- Killoe Location in Ireland
- Coordinates: 53°45′00″N 7°42′25″W﻿ / ﻿53.75°N 7.707°W
- Country: Ireland
- Province: Leinster
- County: County Longford
- Time zone: UTC+0 (WET)
- • Summer (DST): UTC-1 (IST (WEST))
- Irish Grid Reference: N135750

= Killoe =

Parish in County Longford, Ireland

Killoe is a rural community and parish in County Longford, Ireland, located approximately 6 miles north of Longford Town. It is home to Cairn Hill (locally known as Cornhill or Corn Hill) or Carn Clonhugh - the highest peak in County Longford.

It is bordered by Newtownforbes, Drumlish, Ballinalee, Edgeworthstown, and Longford Town.

There are two small villages in Killoe at Ennybegs and Cullyfad. Killoe has a number of amenities, including community centre buildings in Ennybegs and Cullyfad, a national school (St. Theresa's National School) at Clontumpher, several shops and two pubs. Churches include St. Marys Catholic Church (Ennybegs), St. Olivers Catholic Church (Cullyfad), and St. Catherines Church of Ireland (Killoe Glebe). The civil parish of Killoe was historically covered by two baronies, Granard and Longford, included a minimum of 91 townlands, and had an area of 16780 ha. The modern ecclesiastical parish of Killoe consists of 38 townlands.
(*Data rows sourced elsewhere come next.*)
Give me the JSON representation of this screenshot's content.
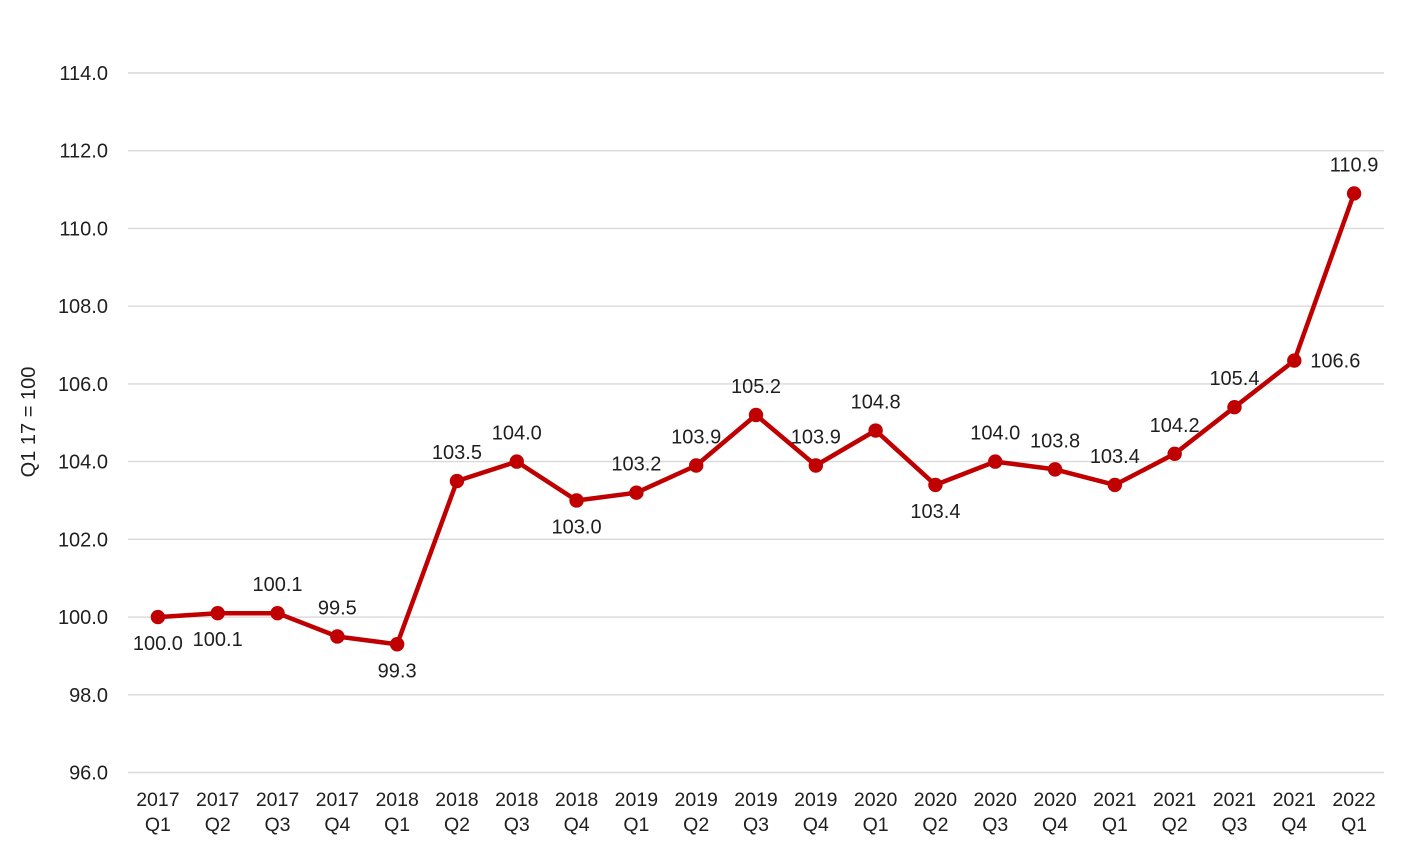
{
  "chart_data": {
    "type": "line",
    "title": "",
    "xlabel": "",
    "ylabel": "Q1 17 = 100",
    "ylim": [
      96.0,
      114.0
    ],
    "ytick_step": 2.0,
    "yticks": [
      "96.0",
      "98.0",
      "100.0",
      "102.0",
      "104.0",
      "106.0",
      "108.0",
      "110.0",
      "112.0",
      "114.0"
    ],
    "grid": true,
    "legend_position": "none",
    "categories": [
      [
        "2017",
        "Q1"
      ],
      [
        "2017",
        "Q2"
      ],
      [
        "2017",
        "Q3"
      ],
      [
        "2017",
        "Q4"
      ],
      [
        "2018",
        "Q1"
      ],
      [
        "2018",
        "Q2"
      ],
      [
        "2018",
        "Q3"
      ],
      [
        "2018",
        "Q4"
      ],
      [
        "2019",
        "Q1"
      ],
      [
        "2019",
        "Q2"
      ],
      [
        "2019",
        "Q3"
      ],
      [
        "2019",
        "Q4"
      ],
      [
        "2020",
        "Q1"
      ],
      [
        "2020",
        "Q2"
      ],
      [
        "2020",
        "Q3"
      ],
      [
        "2020",
        "Q4"
      ],
      [
        "2021",
        "Q1"
      ],
      [
        "2021",
        "Q2"
      ],
      [
        "2021",
        "Q3"
      ],
      [
        "2021",
        "Q4"
      ],
      [
        "2022",
        "Q1"
      ]
    ],
    "values": [
      100.0,
      100.1,
      100.1,
      99.5,
      99.3,
      103.5,
      104.0,
      103.0,
      103.2,
      103.9,
      105.2,
      103.9,
      104.8,
      103.4,
      104.0,
      103.8,
      103.4,
      104.2,
      105.4,
      106.6,
      110.9
    ],
    "data_labels": [
      "100.0",
      "100.1",
      "100.1",
      "99.5",
      "99.3",
      "103.5",
      "104.0",
      "103.0",
      "103.2",
      "103.9",
      "105.2",
      "103.9",
      "104.8",
      "103.4",
      "104.0",
      "103.8",
      "103.4",
      "104.2",
      "105.4",
      "106.6",
      "110.9"
    ],
    "label_positions": [
      "below",
      "below",
      "above",
      "above",
      "below",
      "above",
      "above",
      "below",
      "above",
      "above",
      "above",
      "above",
      "above",
      "below",
      "above",
      "above",
      "above",
      "above",
      "above",
      "right",
      "above"
    ],
    "colors": {
      "line": "#c00000",
      "marker": "#c00000",
      "grid": "#d9d9d9",
      "text": "#1f1f1f"
    }
  }
}
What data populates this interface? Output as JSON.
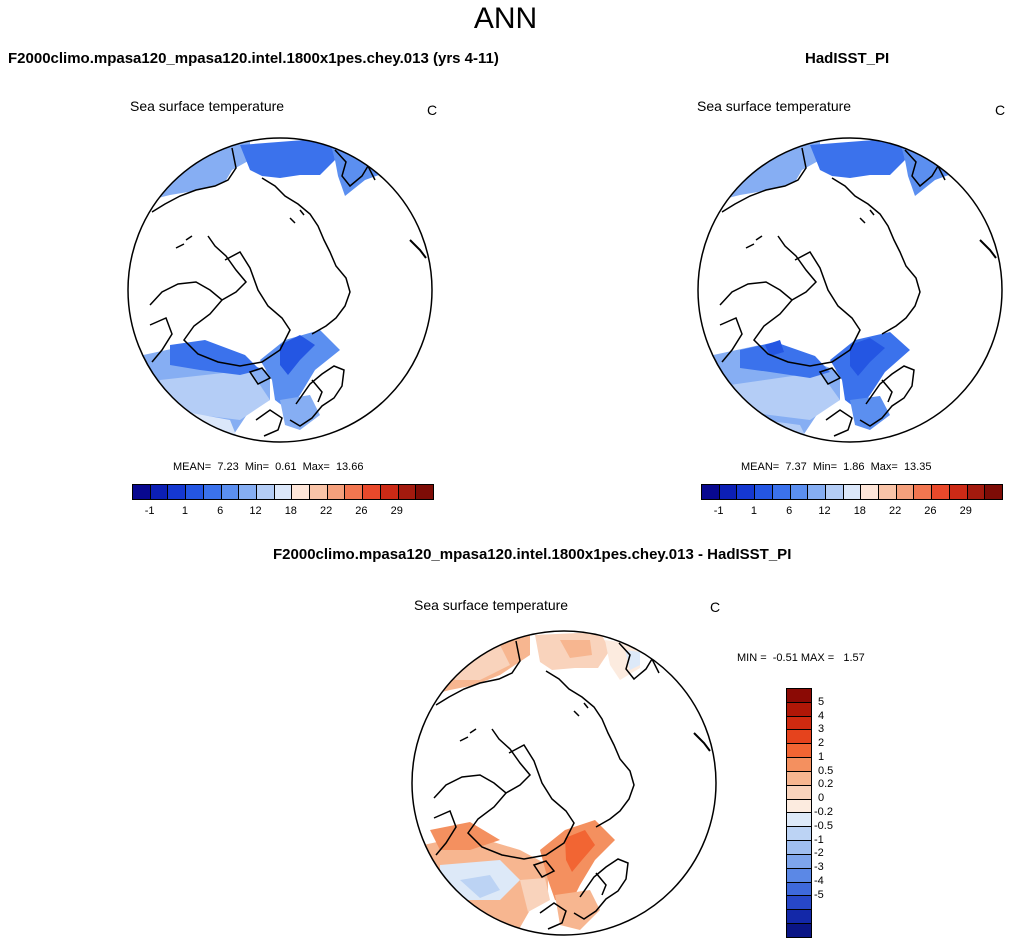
{
  "page": {
    "title": "ANN"
  },
  "panels": {
    "model": {
      "title": "F2000climo.mpasa120_mpasa120.intel.1800x1pes.chey.013 (yrs 4-11)",
      "field": "Sea surface temperature",
      "units": "C",
      "stats": "MEAN=  7.23  Min=  0.61  Max=  13.66"
    },
    "obs": {
      "title": "HadISST_PI",
      "field": "Sea surface temperature",
      "units": "C",
      "stats": "MEAN=  7.37  Min=  1.86  Max=  13.35"
    },
    "diff": {
      "title": "F2000climo.mpasa120_mpasa120.intel.1800x1pes.chey.013 - HadISST_PI",
      "field": "Sea surface temperature",
      "units": "C",
      "stats": "MIN =  -0.51 MAX =   1.57"
    }
  },
  "colorbars": {
    "abs": {
      "colors": [
        "#08088f",
        "#0c1fb5",
        "#1538d1",
        "#2456e3",
        "#3b72ec",
        "#5b8ff0",
        "#86aef3",
        "#b4cdf6",
        "#dbe7fa",
        "#fde5d8",
        "#f9c4a8",
        "#f5a07c",
        "#f27650",
        "#e9492b",
        "#cc2a16",
        "#a31a0e",
        "#7d0c06"
      ],
      "labels": [
        "-1",
        "1",
        "6",
        "12",
        "18",
        "22",
        "26",
        "29"
      ]
    },
    "diff": {
      "colors_top_to_bottom": [
        "#8b0a05",
        "#b01707",
        "#cf2a10",
        "#e5431d",
        "#f26533",
        "#f4905f",
        "#f7b690",
        "#f9d3bc",
        "#fcebdf",
        "#dde9f8",
        "#bcd3f4",
        "#9fbef0",
        "#7ea5ec",
        "#5b88e6",
        "#3e69dc",
        "#2747c8",
        "#1328a8",
        "#0a1585"
      ],
      "labels": [
        "5",
        "4",
        "3",
        "2",
        "1",
        "0.5",
        "0.2",
        "0",
        "-0.2",
        "-0.5",
        "-1",
        "-2",
        "-3",
        "-4",
        "-5"
      ]
    }
  }
}
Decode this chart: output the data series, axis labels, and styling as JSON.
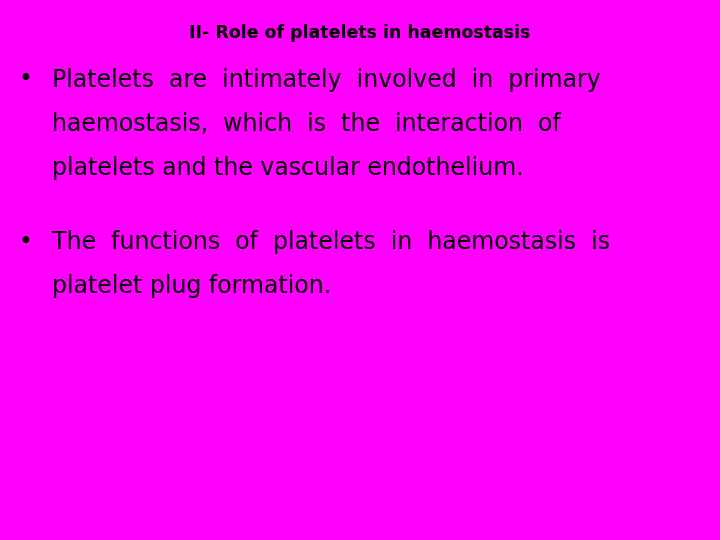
{
  "background_color": "#FF00FF",
  "title": "II- Role of platelets in haemostasis",
  "title_fontsize": 12.5,
  "title_color": "#000000",
  "title_bold": true,
  "bullet_color": "#000000",
  "bullet_fontsize": 17,
  "bullet1_lines": [
    "Platelets  are  intimately  involved  in  primary",
    "haemostasis,  which  is  the  interaction  of",
    "platelets and the vascular endothelium."
  ],
  "bullet2_lines": [
    "The  functions  of  platelets  in  haemostasis  is",
    "platelet plug formation."
  ],
  "text_color": "#000000",
  "fig_width": 7.2,
  "fig_height": 5.4,
  "dpi": 100
}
Sporting clubs in the parish include Killoe Celtic soccer club, and Killoe Young Emmets Gaelic Football club comprising Killoe Senior Club, Killoe Óg Minor Club and Killoe Ladies Club.

Ancient monuments in the area include a number of ringforts and mass rocks. A more recent memorial unveiled in 2012, commemorates the actions of local man James Farrell who helped to save two local women along with others during the sinking of the Titanic in 1912.

The gates of the Carrigglas Manor and Estate, known locally as the "Gandon Gates", were designed by architect James Gandon in the early 19th century.